Translational dysregulation plays a key role in tumour initiation and progression, including in colorectal cancer (CRC). However, the mechanisms underlying translational control and the systematic characterization of translation-dependent vulnerabilities remain poorly understood in CRC.

Methods

We profiled 34 colorectal tissue samples to define a comprehensive translatomic landscape of CRC, uncovering a set of unannotated ORFs from coding (both in-frame and out-of-frame) and long noncoding RNAs (lncRNAs). Additionally, we delineated five translatomic clusters that significantly correlated with specific clinical features and common CRC mutations.

Results

Further analysis revealed a functionally coherent network of 449 genes that are exclusively regulated at the translational level and specifically promote CRC progression by modulating cell growth and immune responses.
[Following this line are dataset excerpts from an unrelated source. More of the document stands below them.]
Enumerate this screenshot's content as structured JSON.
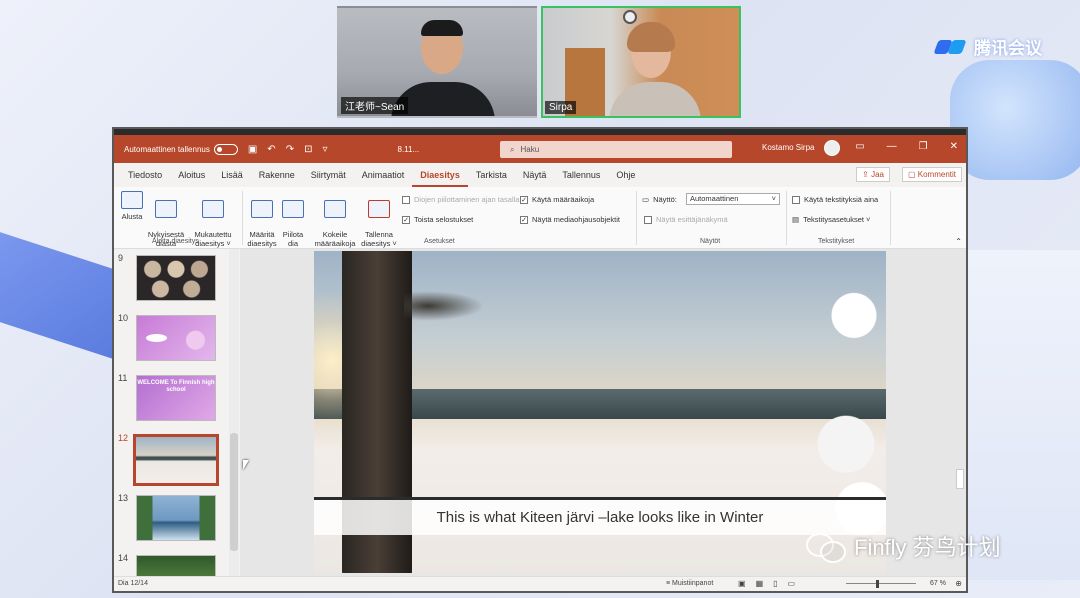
{
  "meeting": {
    "brand": "腾讯会议",
    "participants": [
      {
        "name": "江老师~Sean",
        "active": false
      },
      {
        "name": "Sirpa",
        "active": true
      }
    ],
    "watermark": "Finfly 芬鸟计划"
  },
  "ppt": {
    "titlebar": {
      "autosave_label": "Automaattinen tallennus",
      "file_name": "8.11...",
      "search_placeholder": "Haku",
      "user_name": "Kostamo Sirpa"
    },
    "tabs": [
      "Tiedosto",
      "Aloitus",
      "Lisää",
      "Rakenne",
      "Siirtymät",
      "Animaatiot",
      "Diaesitys",
      "Tarkista",
      "Näytä",
      "Tallennus",
      "Ohje"
    ],
    "active_tab": "Diaesitys",
    "share_label": "Jaa",
    "comments_label": "Kommentit",
    "ribbon": {
      "start_buttons": [
        {
          "label": "Alusta",
          "icon": "play-from-start-icon"
        },
        {
          "label": "Nykyisestä\ndiasta",
          "icon": "play-from-current-icon"
        },
        {
          "label": "Mukautettu\ndiaesitys ˅",
          "icon": "custom-show-icon"
        }
      ],
      "start_group_label": "Aloita diaesitys",
      "setup_buttons": [
        {
          "label": "Määritä\ndiaesitys",
          "icon": "setup-show-icon"
        },
        {
          "label": "Piilota\ndia",
          "icon": "hide-slide-icon"
        },
        {
          "label": "Kokeile\nmääräaikoja",
          "icon": "rehearse-timings-icon"
        },
        {
          "label": "Tallenna\ndiaesitys ˅",
          "icon": "record-show-icon"
        }
      ],
      "checks": [
        {
          "label": "Diojen piilottaminen ajan tasalla",
          "checked": false,
          "disabled": true
        },
        {
          "label": "Toista selostukset",
          "checked": true,
          "disabled": false
        },
        {
          "label": "Käytä määräaikoja",
          "checked": true,
          "disabled": false
        },
        {
          "label": "Näytä mediaohjausobjektit",
          "checked": true,
          "disabled": false
        }
      ],
      "setup_group_label": "Asetukset",
      "monitor_label": "Näyttö:",
      "monitor_value": "Automaattinen",
      "presenter_view_label": "Näytä esittäjänäkymä",
      "monitors_group_label": "Näytöt",
      "subtitles_check_label": "Käytä tekstityksiä aina",
      "subtitle_settings_label": "Tekstitysasetukset ˅",
      "subtitles_group_label": "Tekstitykset"
    },
    "thumbnails": [
      {
        "number": "9",
        "theme": "dark-collage",
        "current": false
      },
      {
        "number": "10",
        "theme": "purple",
        "current": false
      },
      {
        "number": "11",
        "theme": "purple-welcome",
        "current": false,
        "text": "WELCOME To Finnish high school"
      },
      {
        "number": "12",
        "theme": "winter-lake",
        "current": true
      },
      {
        "number": "13",
        "theme": "summer-lake",
        "current": false
      },
      {
        "number": "14",
        "theme": "forest",
        "current": false
      }
    ],
    "slide": {
      "caption": "This is what Kiteen järvi –lake looks like in Winter"
    },
    "statusbar": {
      "slide_indicator": "Dia 12/14",
      "notes_label": "Muistiinpanot",
      "zoom": "67 %"
    }
  }
}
Among these, tumour necrosis factor receptor 2 (TNFR2) stood out as the most promising vulnerability with significant translational activation in CRC. Pharmacological inhibition of TNFR2 suppressed tumorigenesis in both cell-based and organoid models, and was further validated in vivo using patient-derived organoid xenograft (PDOX) models.

Conclusion

Our study establishes a systematic framework bridging unbiased translatome discovery to functional validation, in which we identified and functionally validated the therapeutic vulnerability of translationally activated TNFR2 in CRC.